Culture critic Van Lathan notes this cultural influence might not be the same as political influence and economic power, but that doesn’t mean they are unrelated. Some famous hashtags took on a life of their own. Consider CaShawn Thompson’s #BlackGirlsAreMagic (which was the precursor to the viral #BlackGirlMagic) and April Reign’s #OscarsSoWhite. Those hashtags did more than speak to the choir, they made demands and loudly called out bias.

As racist activity or language from run-of-the mill Karens and police officers and celebrities got called out by hashtags like #paulasbestdishes (after celebrity Southern chef Paula Deen admitted that she’d previously used the N-word) and were lampooned with memes and video clips, it was clear that as Luvvie Ajayi Jones says on screen, that Twitter had become “a megaphone for people who are on the margins.”

Twitter can be as trashy, homophobic and colorist as the rest of society, but Black Twitter as a phenomenon was a powerful reminder of just how determined and creative Black people get when we make some random place feel like home.

The people who made up Black Twitter didn’t have a special access code and obviously not a separate platform. But they figured out how to carve out a space on the platform by following the right people and using hashtags the right way. And they influenced how non-Black users operated across Twitter and beyond by popularizing memes like crying Michael Jordan and GIFs like LeBron James abruptly ending a news conference and walking out, and hilarious Thanksgiving clapbacks that spread across the platform.

Such influence is a source of creative and collective pride, but it’s also a reminder that Black people make trends and products popular only for white people to find a way to profit the most, if not outright ruin it. Twitter has been no exception. After the world’s richest man took over in 2022, hate speech spiked and advertisers and users fled, even as employees were unceremoniously dumped by the tech giant.

Black Twitter is still a thing but, like the rest of Twitter, it is somewhat hollowed out. Highly active users remain present but post less frequently. Reflecting on this shift in Episode 3 actor Amanda Seals says that “people struggle with the reality that things come to an end … but as Black people always do, we don’t die.”

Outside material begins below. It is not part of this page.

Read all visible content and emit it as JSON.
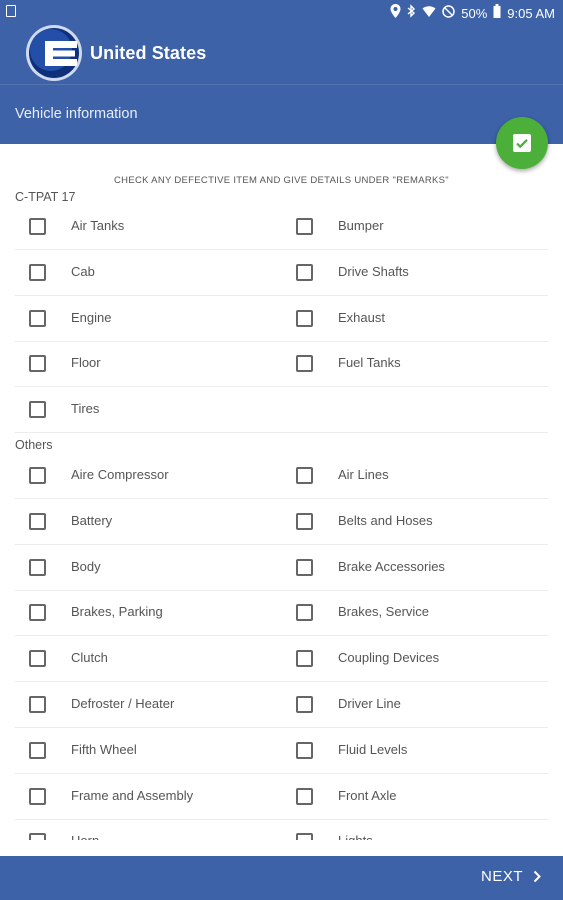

While former Twitter exec Rivera wonders if some other social media platform like Spill can be a place where “Black Twitter” reconvenes, comedian Kamau Bell points out that “certainly there should be Black media platforms, but I think also we like being in the mainstream conversation and going, ‘Can I talk to you over here for a second in the Black section?’” Black people know what it means to be pushed to the margins, but we also know what it means to “choose the margin,” then look around and make it a social space so radical and creative that the center will never be the same.